Down south, there’s just 24 hours until the presidential primary, but already nearly a million Floridians have cast their ballots in early and absentee voting – which makes late surveys there an even more uncertain results roadmap than usual.
(Of note: more than 400,000 of those votes have been cast in the Democratic primary-that-isn’t, according to the state party. That’s more than four times the total number of Democratic early and absentee ballots in the 2004 presidential primary – one sign the national party’s penalties haven’t affected the passion of the base in this key swing state.)
Recent polls also give Clinton the advantage here – but the ongoing argument over whether or not the contest will actually count for anything heading forward (whether in the real, delegate-granting sense the Clinton campaign has called for, or via some indefinable edge heading into Super Tuesday) has taken on an esoteric, angels-on-the-head-of-a-pin quality. (The answers right now are: who knows? And: it depends.)
Turning back to a contest that counts – at least halfway – the question of the day is whether Mitt Romney has successfully managed to turn the focus of the Florida GOP contest back to the economy, despite John McCain’s best efforts over the weekend. Mike Huckabee is already looking past the state to friendlier territory, spending much of the day in Tennessee.
- CNN Associate Political Editor Rebecca Sinderbrand
Compiled by Jonathan Helman
CNN Washington Bureau
Washington Post: Hard Choices on the Path to Feb. 5
None of the four remaining major candidates for the Republican nomination has the time to compete in every state that will vote on Super Tuesday. Instead, they will be immersed in the process of picking and choosing, employing divergent strategies aimed at winning the most states and delegates.
NY Times: Kennedy Chooses Obama, Spurning Bill Clinton Plea
Senator Edward M. Kennedy, rejecting entreaties from the Clintons and their supporters, is set to endorse Senator Barack Obama’s presidential bid on Monday as part of an effort to lend Kennedy charisma and connections before the 22-state Feb. 5 showdown for the Democratic nomination.
USA Today: Rudy: Demise Rumors Are 'Premature'
Rudy Giuliani has a message for those who doubt his floundering presidential campaign can survive. "The rumors of my demise are premature," Giuliani told USA TODAY, paraphrasing Mark Twain's famous line.
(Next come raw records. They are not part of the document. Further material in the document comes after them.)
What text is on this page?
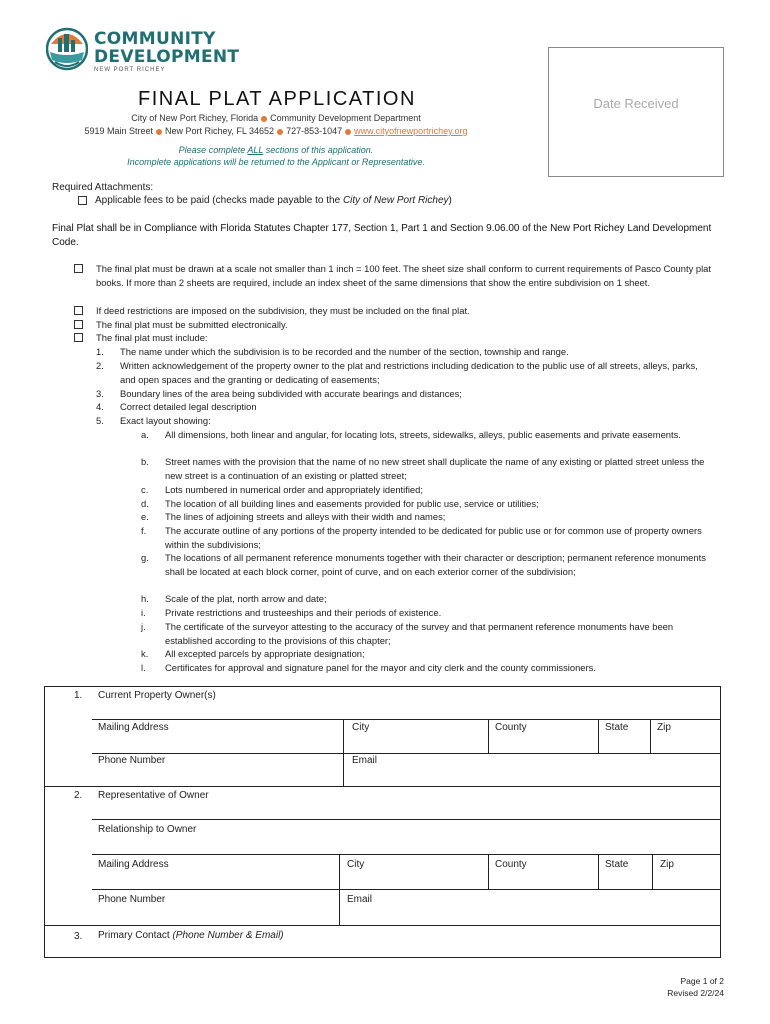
COMMUNITY
DEVELOPMENT
NEW PORT RICHEY
Date Received
FINAL PLAT APPLICATION
City of New Port Richey, Florida Community Development Department
5919 Main Street New Port Richey, FL 34652 727-853-1047 www.cityofnewportrichey.org
Please complete ALL sections of this application.
Incomplete applications will be returned to the Applicant or Representative.
Required Attachments:
Applicable fees to be paid (checks made payable to the City of New Port Richey)
Final Plat shall be in Compliance with Florida Statutes Chapter 177, Section 1, Part 1 and Section 9.06.00 of the New Port Richey Land Development Code.
The final plat must be drawn at a scale not smaller than 1 inch = 100 feet. The sheet size shall conform to current requirements of Pasco County plat books. If more than 2 sheets are required, include an index sheet of the same dimensions that show the entire subdivision on 1 sheet.
If deed restrictions are imposed on the subdivision, they must be included on the final plat.
The final plat must be submitted electronically.
The final plat must include:
1.	The name under which the subdivision is to be recorded and the number of the section, township and range.
2.	Written acknowledgement of the property owner to the plat and restrictions including dedication to the public use of all streets, alleys, parks, and open spaces and the granting or dedicating of easements;
3.	Boundary lines of the area being subdivided with accurate bearings and distances;
4.	Correct detailed legal description
5.	Exact layout showing:
a.	All dimensions, both linear and angular, for locating lots, streets, sidewalks, alleys, public easements and private easements.
b.	Street names with the provision that the name of no new street shall duplicate the name of any existing or platted street unless the new street is a continuation of an existing or platted street;
c.	Lots numbered in numerical order and appropriately identified;
d.	The location of all building lines and easements provided for public use, service or utilities;
e.	The lines of adjoining streets and alleys with their width and names;
f.	The accurate outline of any portions of the property intended to be dedicated for public use or for common use of property owners within the subdivisions;
g.	The locations of all permanent reference monuments together with their character or description; permanent reference monuments shall be located at each block corner, point of curve, and on each exterior corner of the subdivision;
h.	Scale of the plat, north arrow and date;
i.	Private restrictions and trusteeships and their periods of existence.
j.	The certificate of the surveyor attesting to the accuracy of the survey and that permanent reference monuments have been established according to the provisions of this chapter;
k.	All excepted parcels by appropriate designation;
l.	Certificates for approval and signature panel for the mayor and city clerk and the county commissioners.
1. Current Property Owner(s)
Mailing Address	City	County	State	Zip
Phone Number	Email
2. Representative of Owner
Relationship to Owner
Mailing Address	City	County	State	Zip
Phone Number	Email
3. Primary Contact (Phone Number & Email)
Page 1 of 2
Revised 2/2/24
WSJ: Strategizing for Super Tuesday
For weeks, presidential candidates have waged battle one state at a time. But now the race enters a new phase, with candidates delving into the complex coast-to-coast contest known as Super Tuesday, and tough decisions are being made about where and how to compete.
Compiled by Lauren Kornreich and Katy Byron, CNN Washington Bureau
* Hillary Clinton holds “Solutions for the American economy” town halls in Hartford, Connecticut and Springfield, Massachusetts before returning to Washington.
* John Edwards meets with union workers in Chattanooga and Nashville, Tennessee and in Springfield, Missouri.
* Rudy Giuliani attends rallies in Sanford, Clearwater, Ft. Myers, Ft. Lauderdale/Hollywood, and Miami, Florida.
* Mike Huckabee attends a rally in Pensacola, Florida. Later he attends a closed-press fundraising event, media availability, and closed-press meetings with political leaders, then goes on a tour of Music Row and plays guitar in a recording session, all in Nashville, Tennessee. At night, he attends a rally in Tampa, Florida.
* John McCain holds a national security roundtable with political and military leaders, a media availability and a campaign rally, all in Jacksonville, Florida. Later, he holds rallies in Orlando and Tampa.
* Barack Obama attends a rally in Washington, DC.
* Ron Paul is in Maine. He holds a media availability and meets with voters in Portland, and holds a press conference in Augusta.
* Mitt Romney holds "Change Begins with Us" rallies in West Palm Beach, Ft. Myers, Orlando, Panama City, and Jacksonville, Florida.